“I reckon we’ll manage to get a picture of his Highness, King Mink,” Elmer assured him; “when we’ve laid ourselves out to the limit. I know a few tricks along those lines, which are quite at your service, Amos. But see here, what a queer find I made in the old cabin.”
He held up the quaint pocket-knife as he said this, and the eyes of the other became instantly focussed on it. To the astonishment, almost consternation, of Elmer, he seemed to be immediately strongly affected by the sight of the late property of the roving tramp.
Perk and Wee Willie also stared to notice how the face of Amos, actually showing a dash of color when he first joined them, now suddenly became as pale as that of a ghost. His breath came and went in gasps, though apparently he was making desperate efforts to hold himself within bounds, doubtless realizing how his startled companions must be observing him.
“Where did you say you found it, Elmer?” he finally managed to say, in what might be termed half gasps, while he could be seen swallowing something that seemed to rise in his throat, and threaten to choke him, poor fellow.
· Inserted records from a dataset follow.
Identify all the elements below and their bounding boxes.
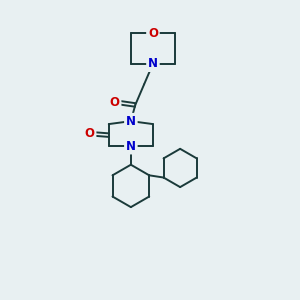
Text: O: O bbox=[110, 95, 120, 109]
Text: O: O bbox=[148, 27, 158, 40]
Text: N: N bbox=[126, 115, 136, 128]
Text: O: O bbox=[85, 127, 94, 140]
Text: N: N bbox=[148, 57, 158, 70]
Text: N: N bbox=[126, 140, 136, 153]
“Why, in the cabin there,” explained the other, hesitatingly. “It was sticking in one of the logs forming the wall, between the little opening used as a window and the big fireplace. I think the hobo must have used it to cut up some hard plug tobacco, for it smells rank of the stuff; and then carelessly thrust the point into the log, before our coming frightened him away.”
“And, what do you think,” Perk now managed to add, “Elmer believes it was to recover this old knife that the old tramp came back and walked around the cabin twice last night, looking for a chance to get inside. Too bad, isn’t it, Amos?”
Amos, however, seemed to pay scant attention to what Perk was saying. His distended eyes were fastened on the article which still lay exposed in Elmer’s open palm.
“But—couldn’t it have been there a long time, don’t you think?” he now asked, as though clinging to a straw; “say as much as—six or seven years?”
“I’m dead sure it hasn’t,” he was told positively. “In the first place, other persons besides us have visited the old cabin here from time to time, and some one would surely have found it. Then again, look how smooth the steel of the discolored blade is; it must have rusted if it had been exposed to the weather for even a few months. Oh! no, Amos, whoever the tramp is, he surely put it where I found it, and this very night.”
“I—guess you’re right, Elmer,” fell in trembling tones from the lips of the other, still looking peaked and white. “W—would you mind my looking at it?”